The challenge ahead, says Chaisson, "is to translate what we learn into action." Chaisson is also an assistant professor of social work. In addition to the foundation grants, a "critical node" of the partnership is the urban studies minor, approved by the faculty in early March. As part of the new minor -- with plans to eventually expand it into a major -- are several new urban studies courses.
The first to be offered is "Urban Geography: Case Study of New Orleans," to be taught in fall 2007 by Richard Campanella, associate director of the Center for Bioenvironmental Research at Tulane and Xavier Universities and author of Geographies of New Orleans. A coordinate major in social work policy and practice also is offered.

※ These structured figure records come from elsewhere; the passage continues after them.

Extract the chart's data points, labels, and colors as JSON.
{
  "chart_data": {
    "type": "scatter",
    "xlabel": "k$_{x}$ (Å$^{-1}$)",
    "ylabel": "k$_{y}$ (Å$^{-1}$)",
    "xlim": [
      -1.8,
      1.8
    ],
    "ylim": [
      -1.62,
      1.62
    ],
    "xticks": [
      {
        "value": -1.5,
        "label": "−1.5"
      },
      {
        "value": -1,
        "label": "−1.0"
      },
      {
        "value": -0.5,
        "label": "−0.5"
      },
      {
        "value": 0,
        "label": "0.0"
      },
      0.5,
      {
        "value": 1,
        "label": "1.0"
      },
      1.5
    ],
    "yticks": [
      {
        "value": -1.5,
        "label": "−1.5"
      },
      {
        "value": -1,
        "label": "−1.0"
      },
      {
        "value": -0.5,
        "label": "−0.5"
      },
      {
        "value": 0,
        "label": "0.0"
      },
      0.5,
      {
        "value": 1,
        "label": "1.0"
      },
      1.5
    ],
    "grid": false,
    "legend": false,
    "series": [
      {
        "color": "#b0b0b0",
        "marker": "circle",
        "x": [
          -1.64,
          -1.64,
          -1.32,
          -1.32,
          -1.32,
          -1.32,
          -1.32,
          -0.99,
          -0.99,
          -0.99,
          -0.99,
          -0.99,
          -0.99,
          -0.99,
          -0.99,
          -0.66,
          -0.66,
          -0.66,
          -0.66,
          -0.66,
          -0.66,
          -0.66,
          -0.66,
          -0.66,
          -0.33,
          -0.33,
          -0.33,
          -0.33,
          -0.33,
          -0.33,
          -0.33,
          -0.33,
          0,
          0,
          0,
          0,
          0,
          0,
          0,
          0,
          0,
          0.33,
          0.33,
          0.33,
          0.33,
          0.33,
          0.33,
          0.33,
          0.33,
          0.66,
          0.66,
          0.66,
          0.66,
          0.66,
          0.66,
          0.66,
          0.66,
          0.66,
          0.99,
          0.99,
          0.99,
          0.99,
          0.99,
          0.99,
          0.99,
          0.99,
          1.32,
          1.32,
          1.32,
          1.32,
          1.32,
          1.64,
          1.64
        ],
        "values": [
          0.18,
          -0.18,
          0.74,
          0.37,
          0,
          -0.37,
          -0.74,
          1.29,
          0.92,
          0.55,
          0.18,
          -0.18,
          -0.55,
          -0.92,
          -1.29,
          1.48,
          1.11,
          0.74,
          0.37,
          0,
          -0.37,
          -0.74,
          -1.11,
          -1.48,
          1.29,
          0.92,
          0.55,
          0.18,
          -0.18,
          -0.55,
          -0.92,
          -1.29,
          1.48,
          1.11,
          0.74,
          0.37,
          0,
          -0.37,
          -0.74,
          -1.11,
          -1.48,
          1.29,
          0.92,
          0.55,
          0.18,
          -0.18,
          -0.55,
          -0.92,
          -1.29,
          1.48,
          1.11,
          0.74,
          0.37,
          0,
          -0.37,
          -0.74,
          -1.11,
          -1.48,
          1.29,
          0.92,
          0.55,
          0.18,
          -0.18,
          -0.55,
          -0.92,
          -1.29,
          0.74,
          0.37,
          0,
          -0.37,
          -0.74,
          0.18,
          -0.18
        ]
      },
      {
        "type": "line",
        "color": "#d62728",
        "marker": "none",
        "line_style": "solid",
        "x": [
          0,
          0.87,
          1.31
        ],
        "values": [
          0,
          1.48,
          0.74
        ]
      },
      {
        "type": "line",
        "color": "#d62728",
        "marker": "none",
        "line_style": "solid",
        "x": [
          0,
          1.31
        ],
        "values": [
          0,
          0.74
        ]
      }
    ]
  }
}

The focus of the partnership as it moves forward is not solely on New Orleans, says Devine. "We can learn from others. They can learn from us." Racism and poverty are operative in many places, he says. "The part has to be understood in terms of the whole."
Comparative studies of urban issues -- from contemporary and historical, local and global perspectives -- can lead to the creation of public policy that fosters sustainable health and well-being. "The heart of the matter is a level playing field," adds Devine. The idea of equity is not to produce level outcomes, but to provide level opportunity.